Kannon: Aaron Wise (+135) over Gary Woodland: By simply the stats that I am looking at this week, Wise ought to be favored. I understand Gary Woodland has been playing great golf but +135 is way too generous on Wise.

Austin Cook (+100) over Russell Henley: Once again, my numbers favor the underdog. Over the last year, Cook has been the better putter, scrambler—and makes more birdies.

Riccio: Rickie Fowler (-120) over Bryson DeChambeau: My model shows a preference on fading DeChambeau this week compared to the other favorites. Though the rough isn't penal at TPC Summerlin, the stats show a correlation between driving accuracy and success here in the past—another reason to not like Bryson this week, as his driver has shown itself to be inconsistent at times. Rickie usually plays well in the desert—and I like his high ball flight into these greens.

Hennessey: Patrick Cantlay (-130) over Jordan Spieth. This isn't the best price to pay against one of the best players in the world, but I'm going with the strong recent form of Cantlay returning to the course he earned his first PGA Tour victory at last season.

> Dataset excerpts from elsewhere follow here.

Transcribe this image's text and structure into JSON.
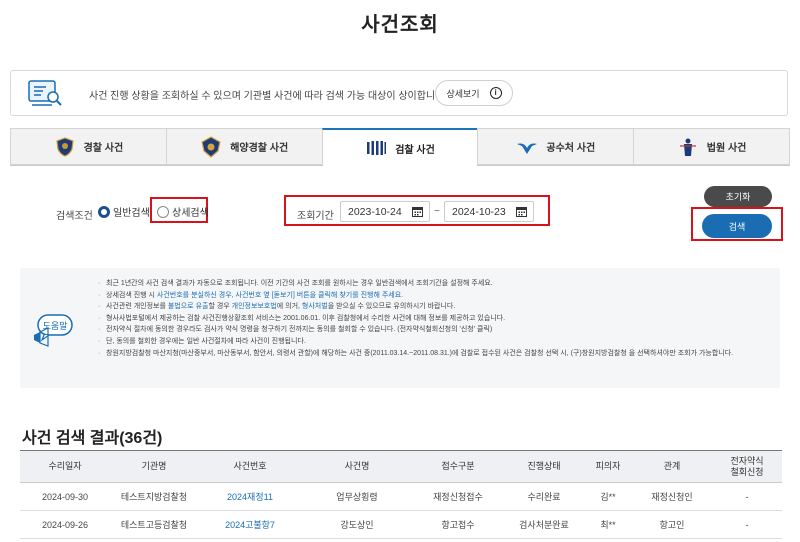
{
  "page": {
    "title": "사건조회"
  },
  "banner": {
    "text": "사건 진행 상황을 조회하실 수 있으며 기관별 사건에 따라 검색 가능 대상이 상이합니다.",
    "detail_button": "상세보기",
    "detail_icon": "info-circle-icon"
  },
  "tabs": [
    {
      "label": "경찰 사건",
      "icon": "police-badge-icon",
      "active": false
    },
    {
      "label": "해양경찰 사건",
      "icon": "coast-guard-badge-icon",
      "active": false
    },
    {
      "label": "검찰 사건",
      "icon": "prosecution-logo-icon",
      "active": true
    },
    {
      "label": "공수처 사건",
      "icon": "cio-logo-icon",
      "active": false
    },
    {
      "label": "법원 사건",
      "icon": "court-logo-icon",
      "active": false
    }
  ],
  "search": {
    "condition_label": "검색조건",
    "option_general": "일반검색",
    "option_detail": "상세검색",
    "selected": "일반검색",
    "period_label": "조회기간",
    "date_from": "2023-10-24",
    "date_to": "2024-10-23",
    "tilde": "~",
    "reset_button": "초기화",
    "search_button": "검색"
  },
  "help": {
    "badge": "도움말",
    "items": [
      {
        "text": "최근 1년간의 사건 검색 결과가 자동으로 조회됩니다. 이전 기간의 사건 조회를 원하시는 경우 일반검색에서 조회기간을 설정해 주세요."
      },
      {
        "pre": "상세검색 진행 시 ",
        "blue": "사건번호를 분실하신 경우, 사건번호 옆 [돋보기] 버튼을 클릭해 찾기를 진행해 주세요.",
        "post": ""
      },
      {
        "pre": "사건관련 개인정보를 ",
        "blue": "불법으로 유출",
        "mid": "할 경우 ",
        "blue2": "개인정보보호법",
        "mid2": "에 의거, ",
        "blue3": "형사처벌",
        "post": "을 받으실 수 있으므로 유의하시기 바랍니다."
      },
      {
        "text": "형사사법포털에서 제공하는 검찰 사건진행상황조회 서비스는 2001.06.01. 이후 검찰청에서 수리한 사건에 대해 정보를 제공하고 있습니다."
      },
      {
        "text": "전자약식 절차에 동의한 경우라도 검사가 약식 명령을 청구하기 전까지는 동의를 철회할 수 있습니다. (전자약식철회신청의 '신청' 클릭)"
      },
      {
        "text": "단, 동의를 철회한 경우에는 일반 사건절차에 따라 사건이 진행됩니다."
      },
      {
        "text": "창원지방검찰청 마산지청(마산중부서, 마산동부서, 함안서, 의령서 관할)에 해당하는 사건 중(2011.03.14.~2011.08.31.)에 검찰로 접수된 사건은 검찰청 선택 시, (구)창원지방검찰청 을 선택하셔야만 조회가 가능합니다."
      }
    ]
  },
  "results": {
    "title": "사건 검색 결과(36건)",
    "columns": [
      "수리일자",
      "기관명",
      "사건번호",
      "사건명",
      "접수구분",
      "진행상태",
      "피의자",
      "관계",
      "전자약식\n철회신청"
    ],
    "rows": [
      [
        "2024-09-30",
        "테스트지방검찰청",
        "2024재정11",
        "업무상횡령",
        "재정신청접수",
        "수리완료",
        "김**",
        "재정신청인",
        "-"
      ],
      [
        "2024-09-26",
        "테스트고등검찰청",
        "2024고불항7",
        "강도상인",
        "항고접수",
        "검사처분완료",
        "최**",
        "항고인",
        "-"
      ]
    ]
  }
}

I think Spieth can play well this week, but I'm leaning with Cantlay to have the stronger result.

Powers: Kevin Na (+150) over Gary Woodland — I know Woodland has been red hot (T-5 CIMB, runner-up CJ Cup) but Kevin Na’s past history at TPC Summerlin makes him a juicy play at +150. In addition to winning the event in 2011, Na, who resides in Las Vegas, finished tied for 2nd here in 2015, T-22 in 2012 and T-15 in 2008. Woodland, meanwhile, has never played in the Shriners.

(Matchup results last week: Powers: 1 for 1; Hennessey: 1 for 1; Beall: 1 for 1; Kannon: 0 for 3.)

(Matchup results year to date: Hennessey: 4 for 7; Powers: 3 for 4; Beall: 1 for 2; Kannon: 4 for 13.)

Sleepers (odds from Sportsbook.ag):

Kannon: Chris Kirk (120-1), Hudson Swafford (120-1), and Joel Dahmen (150-1). I like three long-shots this week. This event has often been won by first-time winners and/or big long shots. These three have a lot of what I am looking for this week and I also like how Swafford has won in the desert before at La Quinta in 2017 in addition to finishing well here in Las Vegas in prior visits.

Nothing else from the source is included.